Georgie had forgotten that nickname. It made her laugh. “No. I haven’t forgotten.”

“Is something wrong?”

“I can’t have spectacular phone sex with you.” I haven’t had phone sex for fifteen years. “I’m wearing my mother’s lingerie.”

Neal laughed. Genuinely. Out loud, which almost never happened. “If you’re trying to turn me on, I have to tell you, sweets, it’s not working.” “I’m actually wearing my mother’s lingerie,” Georgie said. “It’s a long story. I didn’t have anything else to wear.”

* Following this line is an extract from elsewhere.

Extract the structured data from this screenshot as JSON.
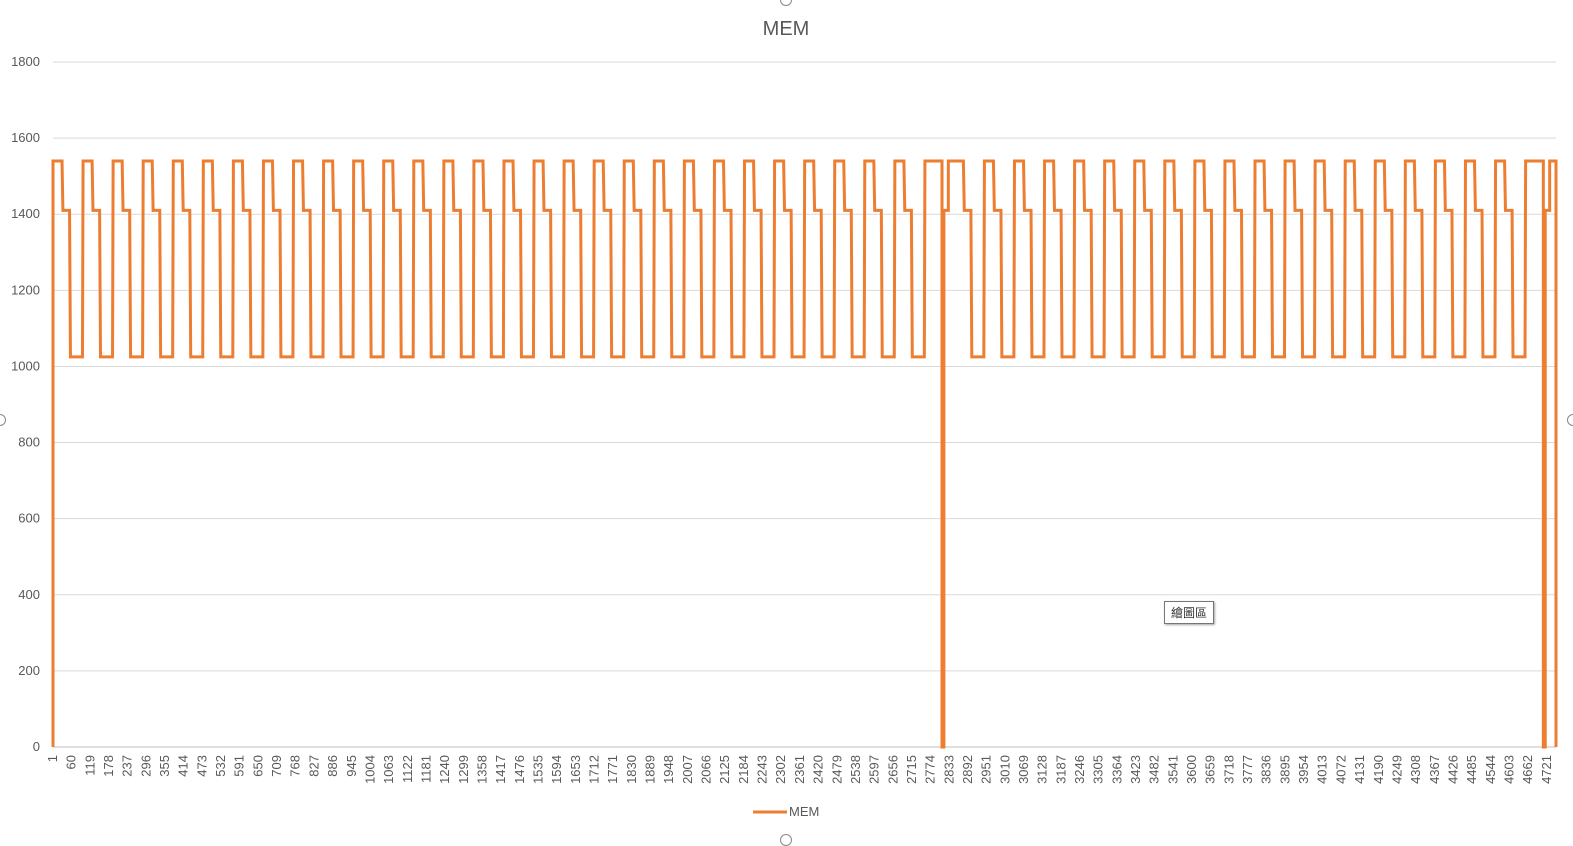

She could hear him smiling, even before he started talking. “Well, Christ, Georgie—take it off.”

Neal.

Neal, Neal, Neal.

“I’ll call you tomorrow.”

“No,” she said, “just stay.”

“I’m falling asleep.” He breathed a laugh. It sounded muffled. She could picture his face in the pillow, the phone resting on his ear—she was imagining a cell phone. Wrong.

“That’s okay,” she said.

“I might be asleep already,” he murmured.

“I don’t mind. It’s nice. I’ll fall asleep, too. Just set the phone close, so I can hear you wake up.”

“And then I’ll explain to my dad that I was on a long distance call for ten hours because sleeping on the phone seemed romantic at the time.”

God. Long distance. Georgie had forgotten about long distance—did that still exist? “It would be romantic, though,” she said. “Like waking up in each other’s heads.”

“I’ll call you when I wake up.”

“Don’t call me,” she said. “I’ll call you.”

He snorted a little.

“I didn’t mean it like that,” she said. “But seriously: Don’t call me, I’ll call you.”

“Okay, you call me, sunshine. Call me as soon as you wake up.”

“I love you,” Georgie said. “I love you like this.”